UK economy grows 0.8 per cent in second quarter
UK GDP expanded 0.8 per cent in the second quarter and 3.2 per cent annualised, beating analyst expectations and contrasting starkly with the stagnating Eurozone.
The increase in output – of more than three per cent year-on-year – marks the strongest such increase since the last quarter of 2007.
Output in the services sector, which accounts for 75 per cent of UK GDP, grew one per cent, while industrial production rising 0.3 per cent. However, output in construction was flat and dropped 0.2 per cent in agriculture.
Despite the positive figures, some analysts are warning that there is no room for complacency.
Robert Wood, chief UK economist at Berenberg, said:
The broad based growth the UK has seen over the past year could well get more lopsided in the near term.

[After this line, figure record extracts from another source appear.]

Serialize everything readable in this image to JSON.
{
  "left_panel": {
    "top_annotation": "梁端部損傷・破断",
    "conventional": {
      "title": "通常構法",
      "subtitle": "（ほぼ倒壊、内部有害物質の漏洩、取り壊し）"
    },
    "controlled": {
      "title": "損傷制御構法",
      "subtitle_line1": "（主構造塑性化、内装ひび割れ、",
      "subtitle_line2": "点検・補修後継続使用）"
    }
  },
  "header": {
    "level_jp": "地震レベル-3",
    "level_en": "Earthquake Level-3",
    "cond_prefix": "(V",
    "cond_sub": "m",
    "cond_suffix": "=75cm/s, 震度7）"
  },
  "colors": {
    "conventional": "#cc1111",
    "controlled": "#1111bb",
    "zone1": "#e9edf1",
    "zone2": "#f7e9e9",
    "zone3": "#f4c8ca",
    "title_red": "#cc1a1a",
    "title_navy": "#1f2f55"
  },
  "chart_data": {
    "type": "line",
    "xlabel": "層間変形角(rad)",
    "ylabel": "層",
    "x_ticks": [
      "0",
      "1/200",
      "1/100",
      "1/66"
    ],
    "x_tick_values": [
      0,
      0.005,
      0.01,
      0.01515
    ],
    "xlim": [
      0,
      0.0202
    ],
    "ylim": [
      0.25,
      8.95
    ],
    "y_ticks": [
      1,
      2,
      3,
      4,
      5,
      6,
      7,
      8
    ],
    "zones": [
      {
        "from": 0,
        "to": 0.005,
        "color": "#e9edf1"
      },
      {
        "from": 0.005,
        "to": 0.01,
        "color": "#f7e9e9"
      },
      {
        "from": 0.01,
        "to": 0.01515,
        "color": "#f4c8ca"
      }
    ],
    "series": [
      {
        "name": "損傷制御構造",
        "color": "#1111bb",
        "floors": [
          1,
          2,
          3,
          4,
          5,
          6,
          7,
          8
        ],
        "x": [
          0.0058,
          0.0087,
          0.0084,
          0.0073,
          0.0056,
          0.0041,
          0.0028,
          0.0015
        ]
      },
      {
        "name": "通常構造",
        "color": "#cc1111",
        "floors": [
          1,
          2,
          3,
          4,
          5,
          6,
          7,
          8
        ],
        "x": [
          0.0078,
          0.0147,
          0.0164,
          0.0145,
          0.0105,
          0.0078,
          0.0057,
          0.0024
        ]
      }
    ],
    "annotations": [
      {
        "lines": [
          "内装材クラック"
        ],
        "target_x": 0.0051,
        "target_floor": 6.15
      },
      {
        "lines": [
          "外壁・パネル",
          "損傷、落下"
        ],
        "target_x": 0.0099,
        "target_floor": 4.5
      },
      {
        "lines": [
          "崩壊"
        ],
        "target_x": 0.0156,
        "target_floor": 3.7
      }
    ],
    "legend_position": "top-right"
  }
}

But that widely spread expansion will get more lopsided over the next couple of quarters as events in Ukraine are weighing on the internationally exposed manufacturing sector, while UK domestic demand continues to expand rapidly. We may have to brace for continued weak economic data from Germany and Europe over the next month. Still, the very fact that Russia is now hurting itself badly makes it even more likely that the conflict will be contained in a month or two,
Today's release is earlier than usual because of data revisions planned for September. Published by the Office for National Statistics, the numbers also did not include the expenditure breakdown of GDP.
A spokesman from the Treasury commented on the figures:
Today’s figures confirm that our economy has recovered all of the output lost in the Great Recession, and is now bigger than its previous peak in the first quarter of 2008.
The government’s long term economic plan is working, with the economy growing at its fastest annual rate in six years. But the job is not yet done and so we will go on making the realistic assessment of what needs to be done to secure a brighter economic future.